Tout en recouvrant son calme, elle réfléchit alors à une solution pour se sortir de ce mauvais pas, mais sa position inconfortable ne lui laissait guère de marge de manœuvre. À moins d'un miracle, elle ne pouvait désormais compter que sur l'arrivée inespérée d'Hayato et d'Hayden. À la seule condition qu'ils réussissent à les retrouver...

Soudain, un craquement retentit en provenance de ses poignets. Les lianes commençaient à céder. Ses yeux s'écarquillèrent et son rythme cardiaque s'affola de plus belle lorsqu'elle se sentit glisser.

— Ah, non, non, non ! paniqua-t-elle. C'est vraiment pas l'moment !

Rien ne l'avait préparée à ce genre d'imprévus, d'autant qu'elle n'avait jamais réussi à invoquer ses ailes. Si elle tombait d'une telle hauteur, elle serait incapable de se réceptionner et les blessures engendrées par sa chute seraient catastrophiques.

Lyria s'arma de tout son sang-froid pour ne plus faire le moindre mouvement, mais les liens continuaient de se désagréger en fragments étincelants. Quand la dernière particule lumineuse disparut, la femme-dragon eut juste le temps d'inspirer une énième fois avant de faire le grand saut dans les ténèbres béantes et elle ferma les yeux.

Sa vie allait s'achever ici, dans cette grotte, alors qu'elle n'avait même pas pu retourner voir son père ni sauver Kyeran. Quelle injustice !

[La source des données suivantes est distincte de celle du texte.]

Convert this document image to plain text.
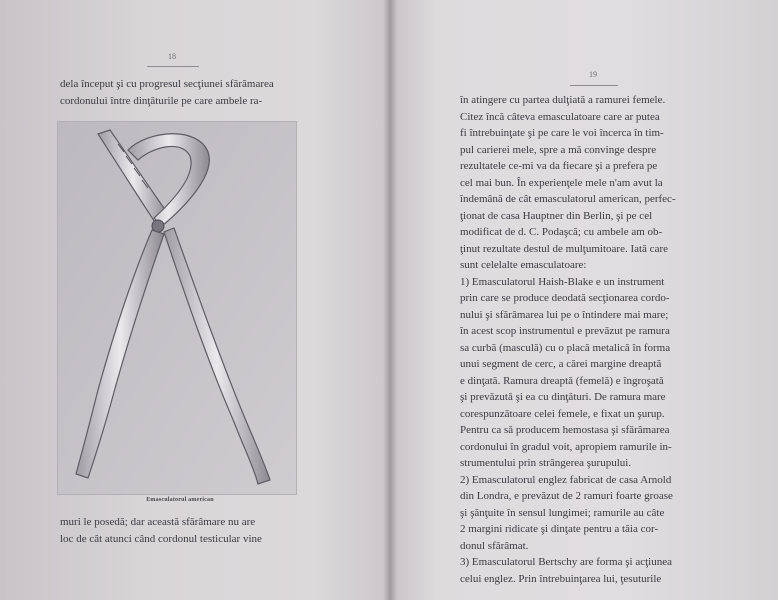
18
dela început şi cu progresul secţiunei sfărâmarea
cordonului între dinţăturile pe care ambele ra-
Emasculatorul american
muri le posedă; dar această sfărâmare nu are
loc de cât atunci când cordonul testicular vine
19
în atingere cu partea dulţiată a ramurei femele.
Citez încă câteva emasculatoare care ar putea
fi întrebuinţate şi pe care le voi încerca în tim-
pul carierei mele, spre a mă convinge despre
rezultatele ce-mi va da fiecare şi a prefera pe
cel mai bun. În experienţele mele n'am avut la
îndemână de cât emasculatorul american, perfec-
ţionat de casa Hauptner din Berlin, şi pe cel
modificat de d. C. Podaşcă; cu ambele am ob-
ţinut rezultate destul de mulţumitoare. Iată care
sunt celelalte emasculatoare:
1) Emasculatorul Haish-Blake e un instrument
prin care se produce deodată secţionarea cordo-
nului şi sfărâmarea lui pe o întindere mai mare;
în acest scop instrumentul e prevăzut pe ramura
sa curbă (masculă) cu o placă metalică în forma
unui segment de cerc, a cărei margine dreaptă
e dinţată. Ramura dreaptă (femelă) e îngroşată
şi prevăzută şi ea cu dinţături. De ramura mare
corespunzătoare celei femele, e fixat un şurup.
Pentru ca să producem hemostasa şi sfărâmarea
cordonului în gradul voit, apropiem ramurile in-
strumentului prin strângerea şurupului.
2) Emasculatorul englez fabricat de casa Arnold
din Londra, e prevăzut de 2 ramuri foarte groase
şi şănţuite în sensul lungimei; ramurile au câte
2 margini ridicate şi dinţate pentru a tăia cor-
donul sfărâmat.
3) Emasculatorul Bertschy are forma şi acţiunea
celui englez. Prin întrebuinţarea lui, ţesuturile
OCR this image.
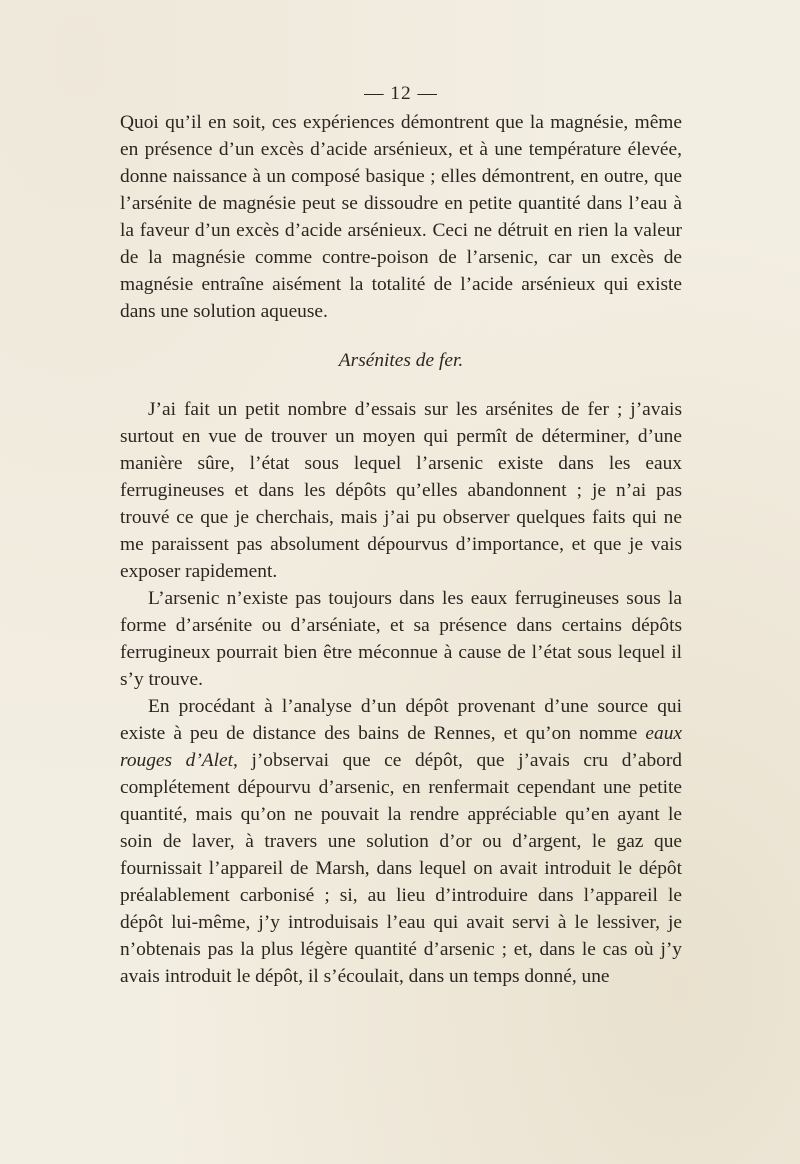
— 12 —

Quoi qu’il en soit, ces expériences démontrent que la magnésie, même en présence d’un excès d’acide arsénieux, et à une température élevée, donne naissance à un composé basique ; elles démontrent, en outre, que l’arsénite de magnésie peut se dissoudre en petite quantité dans l’eau à la faveur d’un excès d’acide arsénieux. Ceci ne détruit en rien la valeur de la magnésie comme contre-poison de l’arsenic, car un excès de magnésie entraîne aisément la totalité de l’acide arsénieux qui existe dans une solution aqueuse.

Arsénites de fer.

J’ai fait un petit nombre d’essais sur les arsénites de fer ; j’avais surtout en vue de trouver un moyen qui permît de déterminer, d’une manière sûre, l’état sous lequel l’arsenic existe dans les eaux ferrugineuses et dans les dépôts qu’elles abandonnent ; je n’ai pas trouvé ce que je cherchais, mais j’ai pu observer quelques faits qui ne me paraissent pas absolument dépourvus d’importance, et que je vais exposer rapidement.

L’arsenic n’existe pas toujours dans les eaux ferrugineuses sous la forme d’arsénite ou d’arséniate, et sa présence dans certains dépôts ferrugineux pourrait bien être méconnue à cause de l’état sous lequel il s’y trouve.

En procédant à l’analyse d’un dépôt provenant d’une source qui existe à peu de distance des bains de Rennes, et qu’on nomme eaux rouges d’Alet, j’observai que ce dépôt, que j’avais cru d’abord complétement dépourvu d’arsenic, en renfermait cependant une petite quantité, mais qu’on ne pouvait la rendre appréciable qu’en ayant le soin de laver, à travers une solution d’or ou d’argent, le gaz que fournissait l’appareil de Marsh, dans lequel on avait introduit le dépôt préalablement carbonisé ; si, au lieu d’introduire dans l’appareil le dépôt lui-même, j’y introduisais l’eau qui avait servi à le lessiver, je n’obtenais pas la plus légère quantité d’arsenic ; et, dans le cas où j’y avais introduit le dépôt, il s’écoulait, dans un temps donné, une
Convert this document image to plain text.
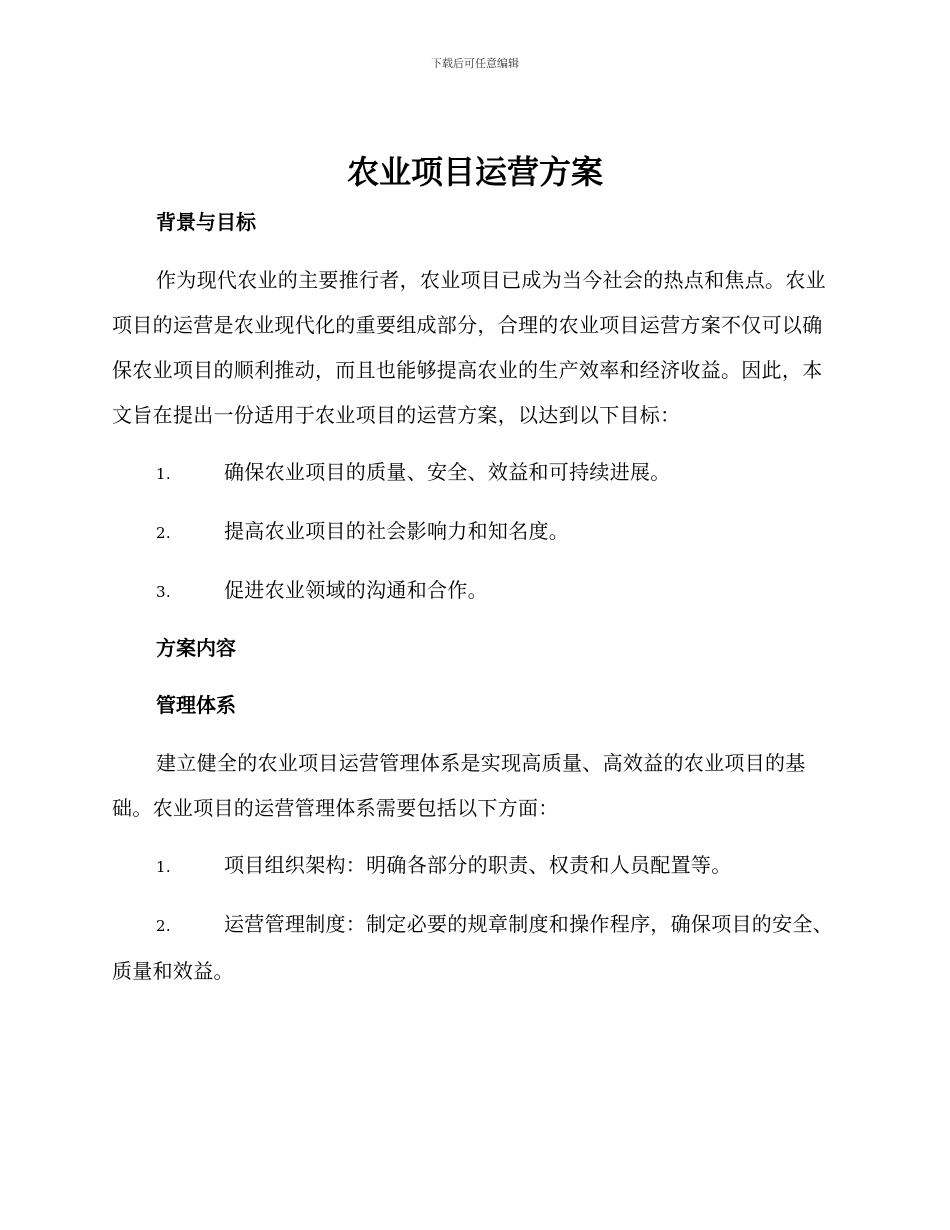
下载后可任意编辑
农业项目运营方案
背景与目标

作为现代农业的主要推行者，农业项目已成为当今社会的热点和焦点。农业项目的运营是农业现代化的重要组成部分，合理的农业项目运营方案不仅可以确保农业项目的顺利推动，而且也能够提高农业的生产效率和经济收益。因此，本文旨在提出一份适用于农业项目的运营方案，以达到以下目标：

1.	确保农业项目的质量、安全、效益和可持续进展。

2.	提高农业项目的社会影响力和知名度。

3.	促进农业领域的沟通和合作。

方案内容
管理体系

建立健全的农业项目运营管理体系是实现高质量、高效益的农业项目的基础。农业项目的运营管理体系需要包括以下方面：

1.	项目组织架构：明确各部分的职责、权责和人员配置等。

2.	运营管理制度：制定必要的规章制度和操作程序，确保项目的安全、质量和效益。
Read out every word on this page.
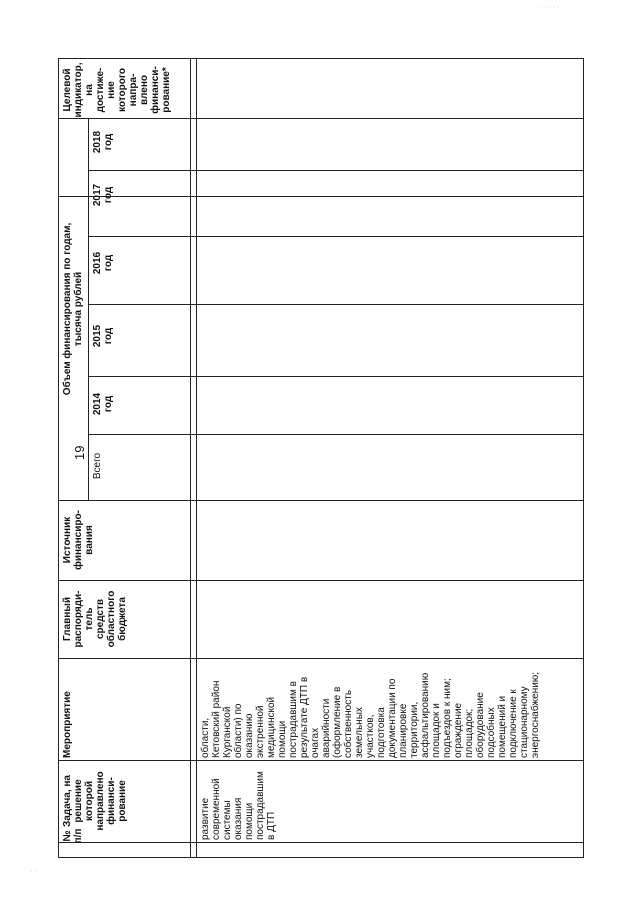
19
№
п/п
Задача, на
решение
которой
направлено
финанси-
рование
Мероприятие
Главный
распоряди-
тель
средств
областного
бюджета
Источник
финансиро-
вания
Объем финансирования по годам,
тысяча рублей
Всего
2014
год
2015
год
2016
год
2017
год
2018
год
Целевой
индикатор,
на
достиже-
ние
которого
напра-
влено
финанси-
рование*
развитие
современной
системы
оказания
помощи
пострадавшим
в ДТП
области,
Кетовский район
Курганской
области) по
оказанию
экстренной
медицинской
помощи
пострадавшим в
результате ДТП в
очагах
аварийности
(оформление в
собственность
земельных
участков,
подготовка
документации по
планировке
территории,
асфальтированию
площадок и
подъездов к ним;
ограждение
площадок;
оборудование
подсобных
помещений и
подключение к
стационарному
энергоснабжению;
· ·
· · · · ·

Mais alors qu'elle s'attendait à s'écraser après un plongeon vertigineux, une large plateforme rocheuse légèrement inclinée amortit sa chute à seulement cinq mètres en dessous de son point de départ. Elle tomba sur le dos, le souffle coupé, puis dégringola dans un roulé-boulé avant de chuter tête la première dans une étendue d'eau de faible profondeur.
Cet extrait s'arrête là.